Yesterday saw Frontier Developments enrage the Elite: Dangerous playerbase when it announced plans to sell pre-built ship bundles in its cash shop, with many players calling the move tantamount to pay-to-win. Shortly after that reveal, Frontier posted a follow-up explainer that gave complete details about two of these upcoming cash shop bundles.
The two pre-built ship bundles that were shown off were a laser mining jumpstart package that grants buyers a Type-6 transport fitted with two engineered mining lasers and several other standard modules for effective eating of space rocks, and the earlier referenced anti-xeno Chieftan that fields weapons and fittings designed to scan, attack, and defend against Thargoid enemies.

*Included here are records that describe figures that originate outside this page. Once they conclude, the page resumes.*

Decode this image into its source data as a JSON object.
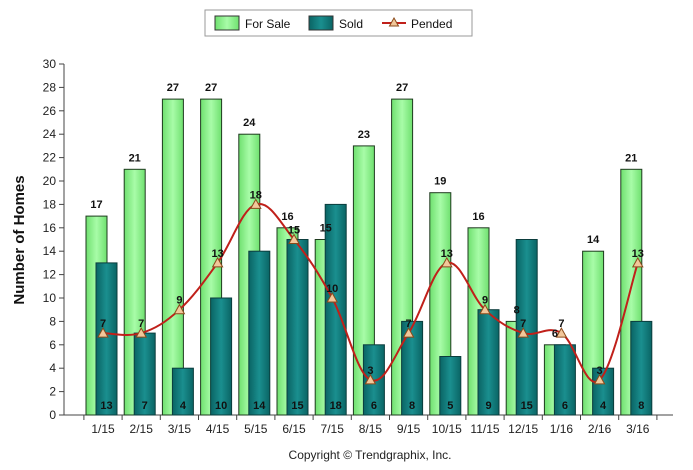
{
  "chart_data": {
    "type": "bar",
    "categories": [
      "1/15",
      "2/15",
      "3/15",
      "4/15",
      "5/15",
      "6/15",
      "7/15",
      "8/15",
      "9/15",
      "10/15",
      "11/15",
      "12/15",
      "1/16",
      "2/16",
      "3/16"
    ],
    "series": [
      {
        "name": "For Sale",
        "type": "bar",
        "color": "#8ef58e",
        "values": [
          17,
          21,
          27,
          27,
          24,
          16,
          15,
          23,
          27,
          19,
          16,
          8,
          6,
          14,
          21
        ]
      },
      {
        "name": "Sold",
        "type": "bar",
        "color": "#0f7a7a",
        "values": [
          13,
          7,
          4,
          10,
          14,
          15,
          18,
          6,
          8,
          5,
          9,
          15,
          6,
          4,
          8
        ]
      },
      {
        "name": "Pended",
        "type": "line",
        "color": "#c0201a",
        "values": [
          7,
          7,
          9,
          13,
          18,
          15,
          10,
          3,
          7,
          13,
          9,
          7,
          7,
          3,
          13
        ]
      }
    ],
    "ylabel": "Number of Homes",
    "ylim": [
      0,
      30
    ],
    "yticks": [
      0,
      2,
      4,
      6,
      8,
      10,
      12,
      14,
      16,
      18,
      20,
      22,
      24,
      26,
      28,
      30
    ],
    "legend_position": "top-center",
    "grid": false
  },
  "footer": {
    "copyright": "Copyright © Trendgraphix, Inc."
  }
}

While some of the weapons and modules in these packages are linked to unlocking specific engineering upgrades, most of the fittings appear to be the sort that are readily available — and of a lower-quality class than what would be more widely used.
Player reaction to this in-depth look seems to mostly agree that these bundles are beneficial and skirt P2W; a couple of reactions go so far as to say that the Chieftan build is “garbage,” while others argue that easing the onramp to more interesting activities and getting more people in-game is beneficial. Still others continue to push back, offering thoughts on alternative cash shop items or stumping for reduced grinds instead. Players also bring up the unaddressed point of selling the upcoming Python Mk II ahead of its availability for in-game credits.

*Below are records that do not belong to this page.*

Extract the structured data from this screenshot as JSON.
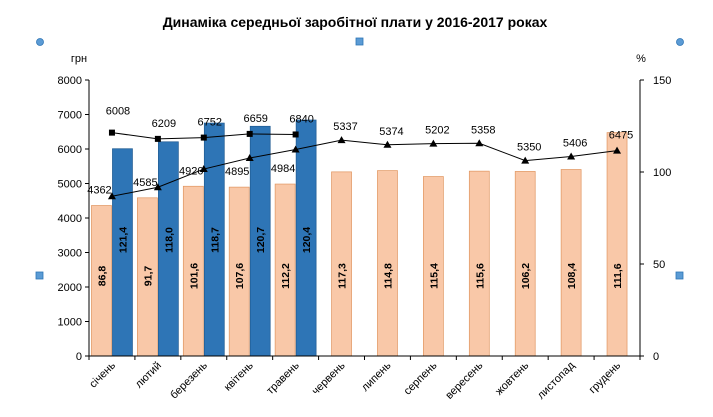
{
  "chart_data": {
    "type": "bar",
    "title": "Динаміка середньої заробітної плати у 2016-2017 роках",
    "left_axis_unit": "грн",
    "right_axis_unit": "%",
    "categories": [
      "січень",
      "лютий",
      "березень",
      "квітень",
      "травень",
      "червень",
      "липень",
      "серпень",
      "вересень",
      "жовтень",
      "листопад",
      "грудень"
    ],
    "left_axis": {
      "min": 0,
      "max": 8000,
      "ticks": [
        "0",
        "1000",
        "2000",
        "3000",
        "4000",
        "5000",
        "6000",
        "7000",
        "8000"
      ]
    },
    "right_axis": {
      "min": 0,
      "max": 150,
      "ticks": [
        "0",
        "50",
        "100",
        "150"
      ]
    },
    "bars_2016": {
      "color": "#f9c8a8",
      "values": [
        4362,
        4585,
        4920,
        4895,
        4984,
        5337,
        5374,
        5202,
        5358,
        5350,
        5406,
        6475
      ],
      "labels": [
        "4362",
        "4585",
        "4920",
        "4895",
        "4984",
        "5337",
        "5374",
        "5202",
        "5358",
        "5350",
        "5406",
        "6475"
      ],
      "index_labels": [
        "86,8",
        "91,7",
        "101,6",
        "107,6",
        "112,2",
        "117,3",
        "114,8",
        "115,4",
        "115,6",
        "106,2",
        "108,4",
        "111,6"
      ]
    },
    "bars_2017": {
      "color": "#2e75b6",
      "values": [
        6008,
        6209,
        6752,
        6659,
        6840
      ],
      "labels": [
        "6008",
        "6209",
        "6752",
        "6659",
        "6840"
      ],
      "index_labels": [
        "121,4",
        "118,0",
        "118,7",
        "120,7",
        "120,4"
      ]
    },
    "line_2016": {
      "marker": "triangle",
      "values": [
        86.8,
        91.7,
        101.6,
        107.6,
        112.2,
        117.3,
        114.8,
        115.4,
        115.6,
        106.2,
        108.4,
        111.6
      ]
    },
    "line_2017": {
      "marker": "square",
      "values": [
        121.4,
        118.0,
        118.7,
        120.7,
        120.4
      ]
    },
    "grid": false,
    "legend": "none"
  }
}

On the subject of reduced grinds, the post also provided some general thoughts on how FDev hopes to make the engineering treadmill less arduous, with ideas like reduced material needs, more material rewards from missions, and more backpack capacity. The studio is quick to point out that these are just a few of the areas it’s investigating and that improving engineering’s grind will likely be a multi-update process, but it also resolves to follow player feedback along the way.